Artist's Statement
Underpinnings is the title of a site-specific installation inspired by Dawson City's beginnings and by its current reputation as a site of living history.
Among the throngs of men who came north to seek their fortunes in the late 1890's were a small number of spirited women. Some of them turned to prostitution as a means of survival, and the town of Dawson soon marginalized them to an area across the river known as Klondike City or Lousetown.
Recent historical writing examines the role of prostitution in the Gold Rush era in a wider social context, and what it meant to the community and its economy. These women had the reputation of being gold diggers for 'mining the miners', yet shrewd business practices were only part of their character. There are also stories of their compassion in caring for miners who were sick, and in performing the role of nurses at a time when medical attention was scarce or unavailable. In the spirit of adventure in which many of these women left the confines of social restriction in the south and east, Underpinnings acts as theatre for social memory, as a gesture to embody a sense of their imagined past and their fragile yet indomitable existence in a northern frontier town.
The form of the corset is utilized to acknowledge the significant role of Dawson's pioneer women in the early settlement of the town. The installation consists of a series of large-scale two-dimensional forms based on corset patterns of the late nineteenth century, a time when corsetry production, fashion and design was at its zenith. Two different types of screening materials were employed to create the forms, one of which was discovered locally.

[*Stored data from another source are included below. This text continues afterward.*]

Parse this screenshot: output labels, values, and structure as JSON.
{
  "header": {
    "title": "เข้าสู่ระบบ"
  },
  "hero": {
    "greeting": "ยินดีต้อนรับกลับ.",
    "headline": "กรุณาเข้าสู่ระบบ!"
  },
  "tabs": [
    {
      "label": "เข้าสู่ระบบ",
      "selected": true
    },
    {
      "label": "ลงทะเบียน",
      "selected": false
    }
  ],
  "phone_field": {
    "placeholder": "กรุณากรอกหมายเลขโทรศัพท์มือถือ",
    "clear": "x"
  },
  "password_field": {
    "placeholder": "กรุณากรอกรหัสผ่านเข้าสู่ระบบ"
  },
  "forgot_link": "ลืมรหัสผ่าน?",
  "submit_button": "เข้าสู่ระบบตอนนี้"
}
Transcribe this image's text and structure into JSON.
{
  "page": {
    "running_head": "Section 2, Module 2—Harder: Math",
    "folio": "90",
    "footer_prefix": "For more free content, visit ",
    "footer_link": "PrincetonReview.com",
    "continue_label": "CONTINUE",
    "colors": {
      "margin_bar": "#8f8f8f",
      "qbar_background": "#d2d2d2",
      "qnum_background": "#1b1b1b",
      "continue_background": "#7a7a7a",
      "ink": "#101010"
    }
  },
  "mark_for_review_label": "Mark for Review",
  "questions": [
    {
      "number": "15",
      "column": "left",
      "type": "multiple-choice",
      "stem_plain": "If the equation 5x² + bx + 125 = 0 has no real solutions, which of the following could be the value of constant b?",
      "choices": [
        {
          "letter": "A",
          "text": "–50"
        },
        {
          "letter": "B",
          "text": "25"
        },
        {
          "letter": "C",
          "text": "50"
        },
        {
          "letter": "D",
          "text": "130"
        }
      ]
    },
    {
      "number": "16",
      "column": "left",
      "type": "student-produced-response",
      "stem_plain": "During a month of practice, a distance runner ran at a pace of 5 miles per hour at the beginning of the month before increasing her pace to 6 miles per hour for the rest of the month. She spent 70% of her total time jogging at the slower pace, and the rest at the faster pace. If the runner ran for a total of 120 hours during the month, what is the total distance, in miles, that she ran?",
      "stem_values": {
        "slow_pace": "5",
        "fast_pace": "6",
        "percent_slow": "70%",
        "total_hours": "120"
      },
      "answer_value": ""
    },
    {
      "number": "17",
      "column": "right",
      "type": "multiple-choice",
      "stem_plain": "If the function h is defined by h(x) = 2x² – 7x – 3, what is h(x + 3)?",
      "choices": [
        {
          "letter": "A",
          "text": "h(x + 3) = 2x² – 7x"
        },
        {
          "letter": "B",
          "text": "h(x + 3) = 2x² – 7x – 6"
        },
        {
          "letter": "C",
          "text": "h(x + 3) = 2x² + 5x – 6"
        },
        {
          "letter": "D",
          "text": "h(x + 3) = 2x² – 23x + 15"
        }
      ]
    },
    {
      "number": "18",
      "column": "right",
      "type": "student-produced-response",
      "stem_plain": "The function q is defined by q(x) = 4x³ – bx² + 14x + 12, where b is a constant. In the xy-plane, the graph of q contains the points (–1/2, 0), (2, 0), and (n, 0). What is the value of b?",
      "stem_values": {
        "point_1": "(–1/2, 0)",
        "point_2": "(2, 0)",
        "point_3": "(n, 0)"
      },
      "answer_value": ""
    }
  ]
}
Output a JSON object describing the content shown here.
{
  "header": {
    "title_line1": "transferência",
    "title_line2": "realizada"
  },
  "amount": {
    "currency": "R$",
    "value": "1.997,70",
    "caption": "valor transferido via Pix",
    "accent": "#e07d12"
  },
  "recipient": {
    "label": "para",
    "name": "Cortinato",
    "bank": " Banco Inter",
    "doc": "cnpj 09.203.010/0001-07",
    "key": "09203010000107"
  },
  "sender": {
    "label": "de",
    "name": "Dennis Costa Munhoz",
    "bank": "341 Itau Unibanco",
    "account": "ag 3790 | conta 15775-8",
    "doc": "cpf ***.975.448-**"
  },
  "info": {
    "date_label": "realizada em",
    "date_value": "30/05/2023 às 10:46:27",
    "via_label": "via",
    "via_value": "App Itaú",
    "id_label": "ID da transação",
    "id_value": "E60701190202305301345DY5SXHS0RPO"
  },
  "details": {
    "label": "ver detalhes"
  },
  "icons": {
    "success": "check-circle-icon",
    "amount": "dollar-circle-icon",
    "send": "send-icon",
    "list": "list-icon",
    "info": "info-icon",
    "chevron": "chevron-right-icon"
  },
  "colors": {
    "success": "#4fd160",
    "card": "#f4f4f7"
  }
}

The installation is suspended between widely spaced clusters of tree trunks in a secluded ravine that forms a natural divide between two historic properties. There, the mesh-patterned torsos hover between church and state - the Anglican Church on one side and The Commissioner of the Yukon's residence on the other. Dignified turn-of-the-century architecture and formal landscaping stand in sharp contrast to the lush uncultivated vegetation that lies between. The mud-bottomed ravine is part of the Yukon River water table and its own level fluctuates in direct response to the rivers.
Ministers of religion and politicians have both been influential in determining the politics of sexuality. With Underpinnings posed in this setting, the ravine and the architecture collectively allude to the fundamental nature of desire and to a social order's efforts to dominate and restrict it.